The five most common mistakes founders make in trying to find Product Market Fit (PMF)
I spend time with the twenty or so seed founders in my portfolio every week searching for product market fit. My guiding document is this one. I believe that there is a lot of art in finding PMF, but also a lot of math. Almost all founders have a background that causes them to lean heavily on one of the metrics in my report card. This strength often becomes a weakness because their internal narrative is that if they just keep leaning into their strength, everything else will take care of itself. While a strength is super helpful, PMF doesn’t really care. You have to hit these metrics or you end up with a mediocre company. So if your strength is acquisition but your retention sucks, you are out of luck. As a teacher, I often leaned into student strengths as a way of giving them confidence in areas for development. The same is true with founders, but you have to work on the areas for development, because they are usually your blind spots.
Here are the five problems I see most often:
1 — Not being clear on the metrics for PMF.
Hopefully, my founders are pretty clear on the metrics they need to establish PMF. We focus all the time on the report card in the document above — magic, d7 and d30 retention, engagement, channels and organic growth. But I rarely find a later stage seed founder who knows the metrics for PMF.
2 — Not picking one metric at a time.
Founders typically react to every piece of new information they get. That thrashes them from worrying about the magic, to worrying about d7 retention to worrying about channels often in the same week. The thing about experimentation, which is the only way to find PMF other than luck, is that it benefits from focus.

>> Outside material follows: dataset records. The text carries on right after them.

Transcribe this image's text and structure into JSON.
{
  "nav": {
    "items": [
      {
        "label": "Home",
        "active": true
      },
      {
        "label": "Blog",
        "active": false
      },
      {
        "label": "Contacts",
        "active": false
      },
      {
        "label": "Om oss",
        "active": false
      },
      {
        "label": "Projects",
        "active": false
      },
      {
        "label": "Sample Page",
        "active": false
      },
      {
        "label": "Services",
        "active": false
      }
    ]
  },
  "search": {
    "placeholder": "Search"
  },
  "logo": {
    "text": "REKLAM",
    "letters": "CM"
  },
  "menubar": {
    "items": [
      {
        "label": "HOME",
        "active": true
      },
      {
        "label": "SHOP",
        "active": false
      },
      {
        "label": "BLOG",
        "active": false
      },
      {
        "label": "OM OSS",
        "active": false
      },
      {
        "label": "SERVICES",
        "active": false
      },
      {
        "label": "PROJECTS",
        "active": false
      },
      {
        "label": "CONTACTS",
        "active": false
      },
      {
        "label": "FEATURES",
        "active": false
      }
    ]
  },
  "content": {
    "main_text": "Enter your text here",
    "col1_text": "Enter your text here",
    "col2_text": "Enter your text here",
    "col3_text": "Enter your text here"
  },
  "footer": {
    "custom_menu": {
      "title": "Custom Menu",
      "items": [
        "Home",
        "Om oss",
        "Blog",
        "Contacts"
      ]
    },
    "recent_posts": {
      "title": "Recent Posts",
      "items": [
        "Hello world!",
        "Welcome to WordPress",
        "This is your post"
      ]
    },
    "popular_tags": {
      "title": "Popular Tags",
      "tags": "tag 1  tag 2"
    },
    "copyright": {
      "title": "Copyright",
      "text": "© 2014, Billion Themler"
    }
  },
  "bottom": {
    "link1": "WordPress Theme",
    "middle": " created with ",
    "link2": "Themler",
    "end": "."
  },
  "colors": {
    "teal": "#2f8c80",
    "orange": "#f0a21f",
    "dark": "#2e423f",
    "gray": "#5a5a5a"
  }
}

When you are trying a bunch of things every week to move a metric, you are totally immersed, you have better insights, and multiple failed experiments can point you in the right direction. When you thrash around, your brain isn’t focused enough on the user behavior and you don’t have enough data points to gain insights. You should focus on the most important metric until you move it. For example, let’s say you are at 5% d7 retention instead of 80%. You can’t build an epic company until you at least 10x that number. Almost certainly that means some experiments to reframe your magic. If you focus on that for two weeks, you are very unlikely to do that. Persistence is almost as important as focus here.
3- Not running five experiments per week.
I have to admit that not all of my founders achieve the cadence of five experiments per week. Since I stress experiments around discovering user desires rather than fulfilling them, this is almost never about the ability to write code. Rather it is an intentional or unintentional laziness around experimentation, often caused by the confidence that their gut instinct will show them the way without so much work. The scientific method is disconcerting, because we want to believe we ‘just know’. Sadly, that does not work because user behavior is far too complex to develop a good gut instinct even if you have been working with those users in other contexts for years.
4- Not putting a strong analytics and attribution system in place.
Now we are getting to the good stuff. I have teams that understand what PMF takes, have a focus metric, and are running five experiments per week, but they are failing because they don’t have the accounting systems which allow them to understand their users properly. If you can’t answer the question of where a user comes from (attribution) precisely, you are just guessing about what acquisition strategy is working. For example, if you have a bunch of tik tok videos but users watch them and then type your site name into google, you can’t differentiate between tik tok traffic and other organic traffic.
Likewise, if you aren’t using at least a basic analytics system like mixpanel, you often can’t answer questions like ‘what is your d7 retention?’ in less than a minute. When you can’t do that, and it takes work to find the answer, you are naturally going to use that data less, and use your gut instinct more. Go with the data and make it easy to do that well. This is the best investment an early stage startup who has traction can make for discovering PMF.
5 — Using user interviews as a way of deciding what to experiment with.
If you are detecting a theme here, good for you. Many of the mistakes here are laziness rather than lack of information. There are very good reasons to talk to users. They are exceptionally good when you are trying to understand ‘why’ users are doing something. A question like ‘Why did you abandon sign up on the last page?’ is totally gold. What users are not good for is telling you what experiments to run or what you should build. Users are stimulus-response machines. Based on the stimulus, their actions will be totally different. When you talk to them, they will come up with a story around why they felt some way, but most of the time, the issue is the exact situation you put them in. So mostly depend on the quantitative aggregate behavior numbers you collect, and spend time with users to get color on those. When you start with user interviews, you get biased by very small sample sizes of very articulate users justifying their behavior rationally.
I hope that spelling out these gotchas may help you avoid some of the pitfalls. I hope for a world where 50% of founders can find PMF instead of the 5% or so that I see in the market today.